Win xp hard drive to 2000

  • Thread starter Thread starter Darth Ferret
  • Start date Start date
D

Darth Ferret

I'm trying to take a hard drive that was previously a Windows XP system
drive before it crashed, and slave it to a Windows 2K Prof computer to get
the data that I want to save, before I totally reload it. Should the Windows
2K computer be able to read from the XP drive; I'm scrolling through
hundreds of unreadable file segments.

If I make the XP drive the master drive and take option F10 in the post to
reload xp it gets just so far, and starts asking for XP media that did not
come with the H.P. computer. I made the set of about 10 CDs that will
(supposedly) restore the HP computer to factory load, but I want my data off
of it first.

Thanks in advance,
Joe in Florida
 
I'm trying to take a hard drive that was previously a Windows XP system
drive before it crashed, and slave it to a Windows 2K Prof computer to get
the data that I want to save, before I totally reload it. Should the Windows
2K computer be able to read from the XP drive; I'm scrolling through
hundreds of unreadable file segments.

If I make the XP drive the master drive and take option F10 in the post to
reload xp it gets just so far, and starts asking for XP media that did not
come with the H.P. computer. I made the set of about 10 CDs that will
(supposedly) restore the HP computer to factory load, but I want my data off
of it first.

Thanks in advance,
Joe in Florida

You may run into trouble. Win2000 uses NTFS 3.0. XP uses NTFS 3.1. While XP
would be able to handle a Win2000 drive that was dropped into the box,
Win2000 could have trouble with the newer version of the file system.

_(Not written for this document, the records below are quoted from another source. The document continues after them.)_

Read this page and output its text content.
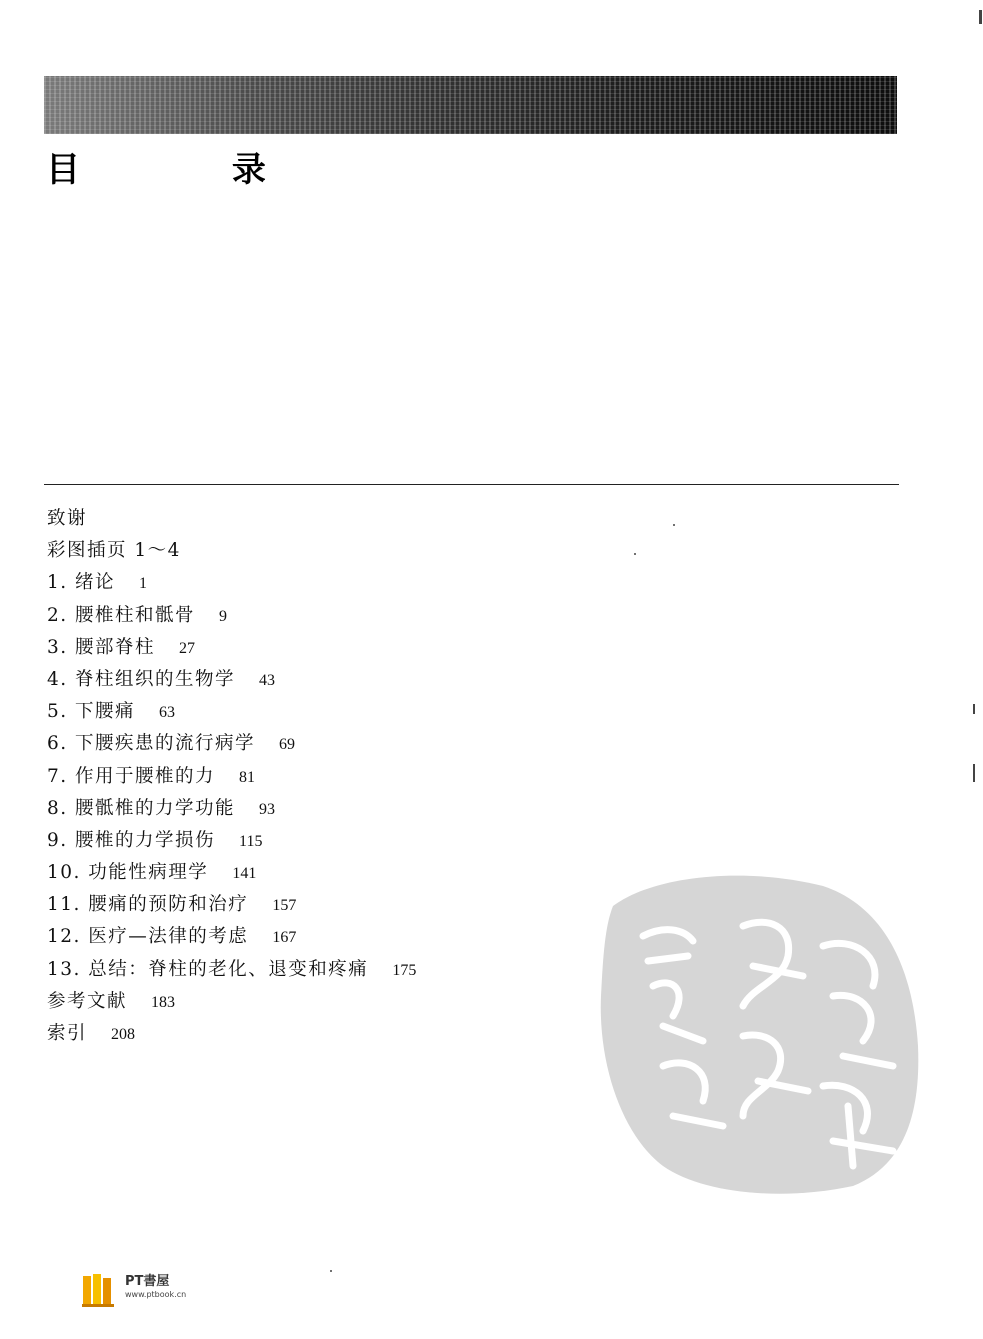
目 录
致谢
彩图插页 1～4
1. 绪论 1
2. 腰椎柱和骶骨 9
3. 腰部脊柱 27
4. 脊柱组织的生物学 43
5. 下腰痛 63
6. 下腰疾患的流行病学 69
7. 作用于腰椎的力 81
8. 腰骶椎的力学功能 93
9. 腰椎的力学损伤 115
10. 功能性病理学 141
11. 腰痛的预防和治疗 157
12. 医疗—法律的考虑 167
13. 总结：脊柱的老化、退变和疼痛 175
参考文献 183
索引 208
PT書屋
www.ptbook.cn
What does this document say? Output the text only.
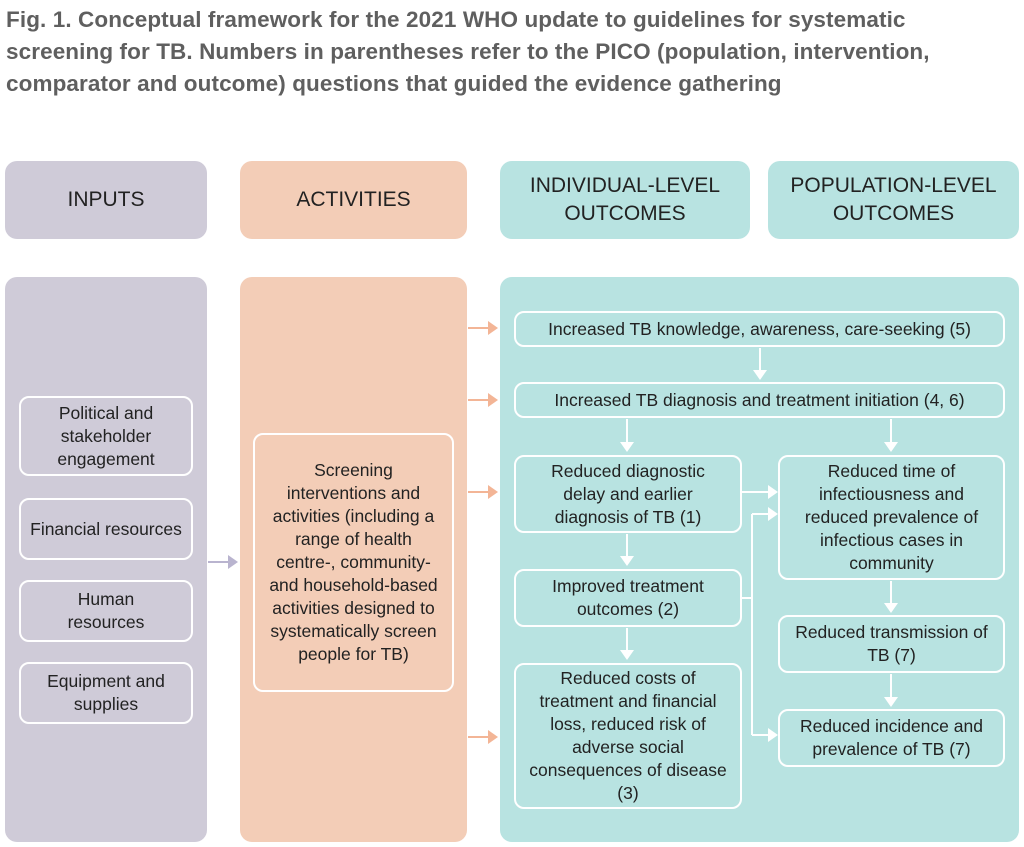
Fig. 1. Conceptual framework for the 2021 WHO update to guidelines for systematic screening for TB. Numbers in parentheses refer to the PICO (population, intervention, comparator and outcome) questions that guided the evidence gathering
INPUTS	ACTIVITIES
INDIVIDUAL-LEVEL OUTCOMES
POPULATION-LEVEL OUTCOMES
Political and stakeholder engagement
Financial resources
Human resources
Equipment and supplies
Screening interventions and activities (including a range of health centre-, community- and household-based activities designed to systematically screen people for TB)
Increased TB knowledge, awareness, care-seeking (5)
Increased TB diagnosis and treatment initiation (4, 6)
Reduced diagnostic delay and earlier diagnosis of TB (1)
Improved treatment outcomes (2)
Reduced costs of treatment and financial loss, reduced risk of adverse social consequences of disease (3)
Reduced time of infectiousness and reduced prevalence of infectious cases in community
Reduced transmission of TB (7)
Reduced incidence and prevalence of TB (7)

A workaround (if the XP machine is at all operable): Instead of moving the
hard drive, create a network connection between the two systems and
transfer the files.

OR... Most of the HP systems have options in their recovery programs. Check
your options to see if you can do a "reinstall Windows only." This will
leave all other folders in place but you'll have a working Windows
available to get that data backed up and/or moved.

If your recovery set provides this option, it leaves you in a situation
where programs still have to be reinstalled. Program files are present but
there are no corresponding registry entries in the new Windows
installation. You'll need to decide what's more efficient for you at that
point: reinstalliing/updating programs or doing the full restore.